AppleはiPhoneのために独自にモデムチップを開発中か
AppleとQualcommの関係悪化により、AppleはiPhoneやiPadで採用していたQualcomm製のモデムチップを排除し、代わりにIntel製品を採用しました。しかし、このIntel製のモデムチップはQualcomm製のものと比べると通信速度などさまざまな面で劣っていることがテストの結果から明らかになっています。そんな中、Appleが独自のカスタムモデムチップを開発中だとThe Informationが報じています。
Apple Developing Modem as Chip Efforts Expand — The Information
https://www.theinformation.com/articles/apple-developing-modem-as-chip-efforts-expand
Apple reportedly developing custom cellular modem for iPhones in-house amid battle with Qualcomm - 9to5Mac
https://9to5mac.com/2018/12/12/apple-custom-cellular-modem/
iPhone XSの心臓部にあるA12 Bionicのように、Appleはこれまで複数のカスタムチップを独自開発してきました。この動きはiPhoneやiPadといったモバイル端末だけでなく、Mac向け製品にも徐々に伝播しており、2020年にはMac向けのCPUもAppleが独自開発するようになるのではという報道も流れるほどです。しかし、先に開発中であることが明らかになったのは「iPhone向けのモデムチップ」でした。

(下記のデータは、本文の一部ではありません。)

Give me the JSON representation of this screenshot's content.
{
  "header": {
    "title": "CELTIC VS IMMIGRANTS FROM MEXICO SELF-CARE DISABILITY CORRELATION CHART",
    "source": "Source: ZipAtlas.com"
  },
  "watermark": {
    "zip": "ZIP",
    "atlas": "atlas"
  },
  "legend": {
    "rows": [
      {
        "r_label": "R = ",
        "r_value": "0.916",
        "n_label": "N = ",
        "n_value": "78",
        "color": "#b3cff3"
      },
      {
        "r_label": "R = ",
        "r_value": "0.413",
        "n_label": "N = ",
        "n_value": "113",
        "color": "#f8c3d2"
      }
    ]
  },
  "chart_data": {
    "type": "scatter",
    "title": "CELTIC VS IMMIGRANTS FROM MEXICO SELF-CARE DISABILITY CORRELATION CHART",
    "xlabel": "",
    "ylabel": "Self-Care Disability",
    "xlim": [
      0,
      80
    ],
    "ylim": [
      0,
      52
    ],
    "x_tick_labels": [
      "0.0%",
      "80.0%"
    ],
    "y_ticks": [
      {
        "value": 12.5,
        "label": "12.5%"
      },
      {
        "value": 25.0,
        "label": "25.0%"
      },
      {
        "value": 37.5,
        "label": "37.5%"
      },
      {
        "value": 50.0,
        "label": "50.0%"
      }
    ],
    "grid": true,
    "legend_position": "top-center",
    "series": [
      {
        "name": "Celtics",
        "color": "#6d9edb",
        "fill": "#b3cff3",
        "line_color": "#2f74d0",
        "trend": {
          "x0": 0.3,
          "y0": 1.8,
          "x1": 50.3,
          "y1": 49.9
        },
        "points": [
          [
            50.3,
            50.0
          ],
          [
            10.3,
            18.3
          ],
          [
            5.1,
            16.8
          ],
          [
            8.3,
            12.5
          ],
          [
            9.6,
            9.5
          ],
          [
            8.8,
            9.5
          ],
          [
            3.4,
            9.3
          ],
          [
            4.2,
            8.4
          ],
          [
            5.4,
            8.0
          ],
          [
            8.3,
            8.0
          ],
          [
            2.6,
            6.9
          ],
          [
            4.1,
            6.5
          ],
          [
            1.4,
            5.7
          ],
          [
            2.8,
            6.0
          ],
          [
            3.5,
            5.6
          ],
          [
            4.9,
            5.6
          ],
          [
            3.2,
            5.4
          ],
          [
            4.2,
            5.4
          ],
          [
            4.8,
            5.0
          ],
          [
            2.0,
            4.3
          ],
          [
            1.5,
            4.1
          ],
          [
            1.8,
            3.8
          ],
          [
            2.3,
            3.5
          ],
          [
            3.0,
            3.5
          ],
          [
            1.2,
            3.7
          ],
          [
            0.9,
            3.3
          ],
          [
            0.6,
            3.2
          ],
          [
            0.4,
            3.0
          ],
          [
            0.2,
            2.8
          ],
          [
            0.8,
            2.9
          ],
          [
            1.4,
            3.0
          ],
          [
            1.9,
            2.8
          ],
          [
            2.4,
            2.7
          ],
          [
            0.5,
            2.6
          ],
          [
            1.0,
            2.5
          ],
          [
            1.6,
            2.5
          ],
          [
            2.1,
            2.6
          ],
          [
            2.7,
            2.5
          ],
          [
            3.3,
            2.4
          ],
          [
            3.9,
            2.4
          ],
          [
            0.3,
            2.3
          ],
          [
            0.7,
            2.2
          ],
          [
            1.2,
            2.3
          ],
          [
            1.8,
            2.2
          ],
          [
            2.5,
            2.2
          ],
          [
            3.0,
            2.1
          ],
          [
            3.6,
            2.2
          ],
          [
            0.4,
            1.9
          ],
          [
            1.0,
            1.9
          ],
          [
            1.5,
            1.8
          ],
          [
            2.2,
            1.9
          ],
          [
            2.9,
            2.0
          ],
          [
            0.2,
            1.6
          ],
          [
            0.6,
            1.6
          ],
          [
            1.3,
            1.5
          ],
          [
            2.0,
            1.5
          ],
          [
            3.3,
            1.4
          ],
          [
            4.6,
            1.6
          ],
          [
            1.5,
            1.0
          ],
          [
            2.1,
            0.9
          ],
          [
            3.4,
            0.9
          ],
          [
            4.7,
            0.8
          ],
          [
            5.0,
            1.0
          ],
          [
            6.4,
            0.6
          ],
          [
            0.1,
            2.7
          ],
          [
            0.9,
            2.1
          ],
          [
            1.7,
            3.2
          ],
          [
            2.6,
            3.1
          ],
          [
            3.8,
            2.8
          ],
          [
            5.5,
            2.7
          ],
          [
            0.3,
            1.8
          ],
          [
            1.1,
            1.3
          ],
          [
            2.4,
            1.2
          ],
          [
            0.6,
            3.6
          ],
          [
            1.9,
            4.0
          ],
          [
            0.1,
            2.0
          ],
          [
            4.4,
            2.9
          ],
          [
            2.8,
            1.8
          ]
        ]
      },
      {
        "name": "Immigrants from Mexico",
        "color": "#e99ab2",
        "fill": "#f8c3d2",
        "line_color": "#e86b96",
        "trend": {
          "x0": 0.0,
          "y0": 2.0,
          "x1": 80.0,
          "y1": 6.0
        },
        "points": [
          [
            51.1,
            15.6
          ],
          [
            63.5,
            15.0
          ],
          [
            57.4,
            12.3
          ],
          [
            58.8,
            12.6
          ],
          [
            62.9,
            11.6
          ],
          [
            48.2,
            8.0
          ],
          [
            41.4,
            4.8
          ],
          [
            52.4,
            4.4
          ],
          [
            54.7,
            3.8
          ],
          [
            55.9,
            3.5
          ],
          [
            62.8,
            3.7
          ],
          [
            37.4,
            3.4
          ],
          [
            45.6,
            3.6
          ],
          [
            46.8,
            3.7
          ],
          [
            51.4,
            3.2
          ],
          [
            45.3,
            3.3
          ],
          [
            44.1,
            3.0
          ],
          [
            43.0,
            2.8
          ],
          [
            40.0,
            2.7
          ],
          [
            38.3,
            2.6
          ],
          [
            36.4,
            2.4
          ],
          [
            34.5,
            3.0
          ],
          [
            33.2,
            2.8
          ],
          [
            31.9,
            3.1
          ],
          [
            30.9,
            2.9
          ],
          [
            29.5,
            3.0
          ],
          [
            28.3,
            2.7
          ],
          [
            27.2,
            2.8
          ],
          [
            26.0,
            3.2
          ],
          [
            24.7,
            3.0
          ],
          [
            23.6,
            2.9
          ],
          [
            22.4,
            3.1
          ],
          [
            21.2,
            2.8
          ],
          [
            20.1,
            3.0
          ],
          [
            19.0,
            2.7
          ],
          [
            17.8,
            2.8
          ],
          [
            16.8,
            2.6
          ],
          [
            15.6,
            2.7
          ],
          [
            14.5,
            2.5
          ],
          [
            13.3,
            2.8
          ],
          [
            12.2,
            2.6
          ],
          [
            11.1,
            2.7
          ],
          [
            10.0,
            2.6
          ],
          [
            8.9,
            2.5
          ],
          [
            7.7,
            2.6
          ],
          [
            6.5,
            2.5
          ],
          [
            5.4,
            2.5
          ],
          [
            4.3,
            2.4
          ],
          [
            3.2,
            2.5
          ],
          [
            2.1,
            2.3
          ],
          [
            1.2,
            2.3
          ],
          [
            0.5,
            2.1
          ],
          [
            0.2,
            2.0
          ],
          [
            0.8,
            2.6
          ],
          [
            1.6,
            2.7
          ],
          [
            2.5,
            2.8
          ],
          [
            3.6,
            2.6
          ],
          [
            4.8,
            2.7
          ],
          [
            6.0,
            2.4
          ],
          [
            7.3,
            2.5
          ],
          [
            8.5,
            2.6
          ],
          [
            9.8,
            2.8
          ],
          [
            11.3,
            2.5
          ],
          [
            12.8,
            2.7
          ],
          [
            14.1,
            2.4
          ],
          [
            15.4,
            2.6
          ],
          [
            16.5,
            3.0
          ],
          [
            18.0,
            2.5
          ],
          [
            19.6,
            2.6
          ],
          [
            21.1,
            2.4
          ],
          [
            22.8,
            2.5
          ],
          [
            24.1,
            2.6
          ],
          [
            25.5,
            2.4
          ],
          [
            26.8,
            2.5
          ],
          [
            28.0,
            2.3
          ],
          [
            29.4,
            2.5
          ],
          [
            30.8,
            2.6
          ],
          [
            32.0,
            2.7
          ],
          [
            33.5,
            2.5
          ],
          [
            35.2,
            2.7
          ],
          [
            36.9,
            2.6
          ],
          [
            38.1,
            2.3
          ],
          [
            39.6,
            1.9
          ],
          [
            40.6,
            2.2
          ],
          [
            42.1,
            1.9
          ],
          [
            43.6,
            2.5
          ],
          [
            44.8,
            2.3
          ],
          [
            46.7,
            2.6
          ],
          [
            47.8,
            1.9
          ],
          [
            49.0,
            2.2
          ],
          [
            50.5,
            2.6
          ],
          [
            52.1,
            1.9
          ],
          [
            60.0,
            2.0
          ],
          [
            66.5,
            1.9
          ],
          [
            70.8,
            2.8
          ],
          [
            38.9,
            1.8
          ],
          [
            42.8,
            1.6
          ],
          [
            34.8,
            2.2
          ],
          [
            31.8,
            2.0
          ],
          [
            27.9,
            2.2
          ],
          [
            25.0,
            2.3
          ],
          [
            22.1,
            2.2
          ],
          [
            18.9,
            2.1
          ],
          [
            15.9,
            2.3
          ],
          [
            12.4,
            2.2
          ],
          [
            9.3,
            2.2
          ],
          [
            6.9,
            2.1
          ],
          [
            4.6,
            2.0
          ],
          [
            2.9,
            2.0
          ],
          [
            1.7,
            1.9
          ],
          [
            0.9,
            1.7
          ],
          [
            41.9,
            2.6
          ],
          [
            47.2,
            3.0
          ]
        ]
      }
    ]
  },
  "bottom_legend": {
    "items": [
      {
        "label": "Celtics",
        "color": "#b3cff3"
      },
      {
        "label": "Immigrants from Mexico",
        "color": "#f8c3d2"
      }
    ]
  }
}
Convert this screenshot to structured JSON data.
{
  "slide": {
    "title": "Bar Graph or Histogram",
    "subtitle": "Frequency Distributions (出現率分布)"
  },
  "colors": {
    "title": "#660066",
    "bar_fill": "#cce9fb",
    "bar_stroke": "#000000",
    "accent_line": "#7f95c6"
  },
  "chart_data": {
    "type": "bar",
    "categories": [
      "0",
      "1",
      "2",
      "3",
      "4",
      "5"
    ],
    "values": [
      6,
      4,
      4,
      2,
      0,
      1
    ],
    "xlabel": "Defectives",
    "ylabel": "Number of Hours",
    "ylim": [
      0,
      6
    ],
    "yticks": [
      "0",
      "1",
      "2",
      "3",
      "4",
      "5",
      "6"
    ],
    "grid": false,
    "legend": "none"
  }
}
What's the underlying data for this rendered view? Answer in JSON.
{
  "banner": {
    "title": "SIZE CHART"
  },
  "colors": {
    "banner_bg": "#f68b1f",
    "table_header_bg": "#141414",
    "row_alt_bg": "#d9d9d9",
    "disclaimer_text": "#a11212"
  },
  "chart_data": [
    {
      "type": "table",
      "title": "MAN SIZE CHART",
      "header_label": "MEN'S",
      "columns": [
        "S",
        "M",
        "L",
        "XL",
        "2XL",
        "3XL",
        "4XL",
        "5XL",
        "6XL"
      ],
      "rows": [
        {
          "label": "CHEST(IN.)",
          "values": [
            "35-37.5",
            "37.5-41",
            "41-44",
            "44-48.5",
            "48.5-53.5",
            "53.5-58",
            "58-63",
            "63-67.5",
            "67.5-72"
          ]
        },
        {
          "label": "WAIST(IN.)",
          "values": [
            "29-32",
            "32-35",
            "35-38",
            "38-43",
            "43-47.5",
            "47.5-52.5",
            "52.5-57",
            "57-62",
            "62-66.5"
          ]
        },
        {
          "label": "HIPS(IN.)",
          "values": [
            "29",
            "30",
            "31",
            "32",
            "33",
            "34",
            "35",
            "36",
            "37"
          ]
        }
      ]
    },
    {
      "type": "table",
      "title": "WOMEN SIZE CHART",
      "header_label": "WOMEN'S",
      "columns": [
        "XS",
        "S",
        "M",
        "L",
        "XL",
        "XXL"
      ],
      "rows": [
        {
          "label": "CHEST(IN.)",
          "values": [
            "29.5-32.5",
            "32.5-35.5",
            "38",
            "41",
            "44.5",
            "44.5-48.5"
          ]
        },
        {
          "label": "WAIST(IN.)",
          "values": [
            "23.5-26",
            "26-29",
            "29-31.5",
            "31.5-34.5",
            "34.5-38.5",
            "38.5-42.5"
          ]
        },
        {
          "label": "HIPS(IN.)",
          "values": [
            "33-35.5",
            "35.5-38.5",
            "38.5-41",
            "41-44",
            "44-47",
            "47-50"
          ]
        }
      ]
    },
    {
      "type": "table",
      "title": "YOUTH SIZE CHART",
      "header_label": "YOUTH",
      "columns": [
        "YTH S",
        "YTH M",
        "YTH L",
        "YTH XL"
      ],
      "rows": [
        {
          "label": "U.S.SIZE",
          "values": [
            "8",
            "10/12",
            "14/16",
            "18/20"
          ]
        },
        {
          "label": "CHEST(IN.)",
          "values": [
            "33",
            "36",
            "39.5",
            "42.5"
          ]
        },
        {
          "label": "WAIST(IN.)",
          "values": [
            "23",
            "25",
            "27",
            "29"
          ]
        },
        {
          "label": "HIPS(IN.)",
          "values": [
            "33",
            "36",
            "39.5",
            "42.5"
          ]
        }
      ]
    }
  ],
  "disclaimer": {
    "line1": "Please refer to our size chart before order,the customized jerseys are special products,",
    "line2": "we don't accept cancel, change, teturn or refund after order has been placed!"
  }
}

The Informationによると、Appleが端末内の最も複雑で高価なハードウェアコンポーネントの1つである、セルラーモデムの開発に取り組んでいるという明確な証拠が見つかったとのこと。その証拠というのはAppleによる求人募集で、そこには「サンディエゴのオフィスで働くセルラーモデムのシステムアーキテクト」が募集されていたそうです。
さらに、The InformationはAppleの計画に精通しているという匿名の情報源から、モデムチップ開発が実際に進行中のプロジェクトであるという裏付けを得ることにも成功しています。しかし、The InformationはApple製のモデムチップが登場するまでに「3年ほどかかる可能性がある」と記しており、2019年のiPhoneからモデムチップが独自開発のものに代わる、というような話ではないようです。
Intel製のモデムチップが性能と信頼性に問題があると指摘されていることから、Appleが独自にモデムチップを開発するのは品質改善を狙ってのことと思われがちですが、それだけを狙っているというわけではありません。Appleが独自にモデムチップを設計・製造することとなれば、MacBookのような他のAppleデバイスへの搭載もより容易になることは明らか。2020年までにAppleはMac向けの独自CPUをリリースすると報じられており、そのタイミングでMac向けにも自社製モデムチップを採用してくるということは十分に考えられる、と9to5Macは指摘しています。